For King, character is everything. Regardless of their motives, and how despicable many can be, each one of his characters is given a voice which allows them to jump out of the page, searing themselves into our cerebrum, allowing us to truly understand them, and therefore, to judge them. In film, it becomes impossible to fully appreciate this, as the key tool he uses
(can you call it a tool? sure...)
is the use of indented thought, interrupting the text within brackets. Often, the narrative is interrupted by a character’s attempts to justify their own modus operandi, and their actions, in such a way that we truly get them. We can either like them or loathe them, but it is due to this device, rather than broad strokes with either a ‘good’ or ‘bad’ brush. Short of using first person narrative, a tool rarely used in cinema as it can be distracting and frustrating, there is no way to get this across to the viewer.
Another key character, in every one of King’s tales, is the location itself. This creation of back story, of specific locale, is one of the most important features of his writing. Castle Rock, Derry and the outlying provincial towns are the specific location of almost every one of these stories, and as such, as we progress through them, it is impossible not to visualise King’s Bangor, Maine, as a true place, where each of these characters, with all of their baggage and issues, live each day of their lives, waiting for the ‘next big thing’ to happen.
People say that they prefer films to books – as an English teacher, this disgusts me to my core, but as a fan of Stephen King, it is even more fundamentally shocking. Whilst his writing can be challenging, there is little that can be more rewarding than ploughing through one of his epics, like The Stand or Under the Dome, or indeed the entire Dark Tower series, and feeling the characters, the texts, the events come to life in your own mind’s eye.
Much of King’s genius stems from the fact that he is able to write such cleverly interconnected tales. He spins delicate webs which one cannot help but get caught in, and then, much later on, revisits these strands, these characters. A murderer from one novel is the ‘boogeyman’ story told to terrify children in another. An incident involving a malevolent creature in one book reappears, however fleetingly, in another, as the graffiti ‘Pennywise Lives’ is seen. Never has his work been more meta-textual, however, than in the Dark Tower books, where, over seven epic novels, numerous characters, events and places are revisited, even including an author by the name of Stephen King trying to figure out the ending to a story, as the power of the Dark Tower forces King to complete its tale.

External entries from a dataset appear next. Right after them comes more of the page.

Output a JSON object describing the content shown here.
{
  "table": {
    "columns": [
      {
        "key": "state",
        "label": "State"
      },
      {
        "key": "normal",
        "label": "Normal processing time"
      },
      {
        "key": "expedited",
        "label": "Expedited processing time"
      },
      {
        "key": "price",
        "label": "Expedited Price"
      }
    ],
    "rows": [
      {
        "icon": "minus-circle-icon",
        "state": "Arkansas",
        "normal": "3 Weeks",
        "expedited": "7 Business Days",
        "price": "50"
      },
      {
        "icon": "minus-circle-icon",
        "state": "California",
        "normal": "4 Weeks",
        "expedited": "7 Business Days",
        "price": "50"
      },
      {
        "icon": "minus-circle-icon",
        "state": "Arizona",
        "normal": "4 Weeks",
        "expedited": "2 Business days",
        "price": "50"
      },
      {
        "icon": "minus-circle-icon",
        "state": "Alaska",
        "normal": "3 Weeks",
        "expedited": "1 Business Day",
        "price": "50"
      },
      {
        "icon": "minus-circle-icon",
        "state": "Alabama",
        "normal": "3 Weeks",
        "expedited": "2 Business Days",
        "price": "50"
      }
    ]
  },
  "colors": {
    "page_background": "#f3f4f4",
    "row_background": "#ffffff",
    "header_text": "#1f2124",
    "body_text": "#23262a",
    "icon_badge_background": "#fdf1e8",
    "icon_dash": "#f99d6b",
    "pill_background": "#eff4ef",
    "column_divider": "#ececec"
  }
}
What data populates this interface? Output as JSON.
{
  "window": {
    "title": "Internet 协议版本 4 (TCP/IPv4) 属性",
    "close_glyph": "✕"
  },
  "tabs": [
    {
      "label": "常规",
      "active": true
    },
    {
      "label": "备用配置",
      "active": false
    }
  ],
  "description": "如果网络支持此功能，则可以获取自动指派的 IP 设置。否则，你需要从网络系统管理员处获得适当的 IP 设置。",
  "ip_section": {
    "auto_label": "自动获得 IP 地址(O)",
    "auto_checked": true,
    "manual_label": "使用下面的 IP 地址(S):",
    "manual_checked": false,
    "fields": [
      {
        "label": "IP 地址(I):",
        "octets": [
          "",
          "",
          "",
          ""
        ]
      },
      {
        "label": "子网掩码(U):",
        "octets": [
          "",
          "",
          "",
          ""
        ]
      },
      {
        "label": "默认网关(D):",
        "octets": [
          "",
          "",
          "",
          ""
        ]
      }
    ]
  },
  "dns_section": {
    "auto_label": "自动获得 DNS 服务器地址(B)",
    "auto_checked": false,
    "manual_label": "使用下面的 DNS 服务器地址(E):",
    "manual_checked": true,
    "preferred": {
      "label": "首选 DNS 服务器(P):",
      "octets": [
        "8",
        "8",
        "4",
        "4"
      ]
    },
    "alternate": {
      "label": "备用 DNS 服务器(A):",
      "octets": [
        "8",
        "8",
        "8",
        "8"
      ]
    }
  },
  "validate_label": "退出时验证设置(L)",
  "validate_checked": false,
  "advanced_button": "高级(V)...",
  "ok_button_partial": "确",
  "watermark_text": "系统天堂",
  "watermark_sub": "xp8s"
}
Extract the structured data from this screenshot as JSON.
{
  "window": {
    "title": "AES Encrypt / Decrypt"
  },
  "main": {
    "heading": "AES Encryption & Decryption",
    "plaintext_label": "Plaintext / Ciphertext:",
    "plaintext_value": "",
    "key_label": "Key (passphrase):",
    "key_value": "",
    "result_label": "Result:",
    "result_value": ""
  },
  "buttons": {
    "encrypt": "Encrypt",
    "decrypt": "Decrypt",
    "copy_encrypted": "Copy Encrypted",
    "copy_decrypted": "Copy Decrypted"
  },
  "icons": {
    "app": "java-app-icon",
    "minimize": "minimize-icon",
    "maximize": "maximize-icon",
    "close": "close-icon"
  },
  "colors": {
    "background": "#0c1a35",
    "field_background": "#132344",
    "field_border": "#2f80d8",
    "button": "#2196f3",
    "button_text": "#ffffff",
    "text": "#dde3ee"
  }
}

So, that’s my justification for this mission of mine. His work has influenced my life for nearly 2 decades, and I have read everything he has ever written, as and when I could get my hands on it – some, grubby second-hand copies, smelling of stale tobacco and arriving by air mail from America. Others, like my newest additions, pristine, un-thumbed, until I buried my head into them and devoured every word.
To start from the very beginning – from Carrie, no less – through to his latest release – 11/22/63 at the time of writing, but two books due for release very soon, including a sequel to The Shining and a story set in a theme park – and trace the way in which his genius has grown, his style has matured, and his references have become more and more relevant as he adds to his bibliography, is a challenge which I cannot wait to embrace.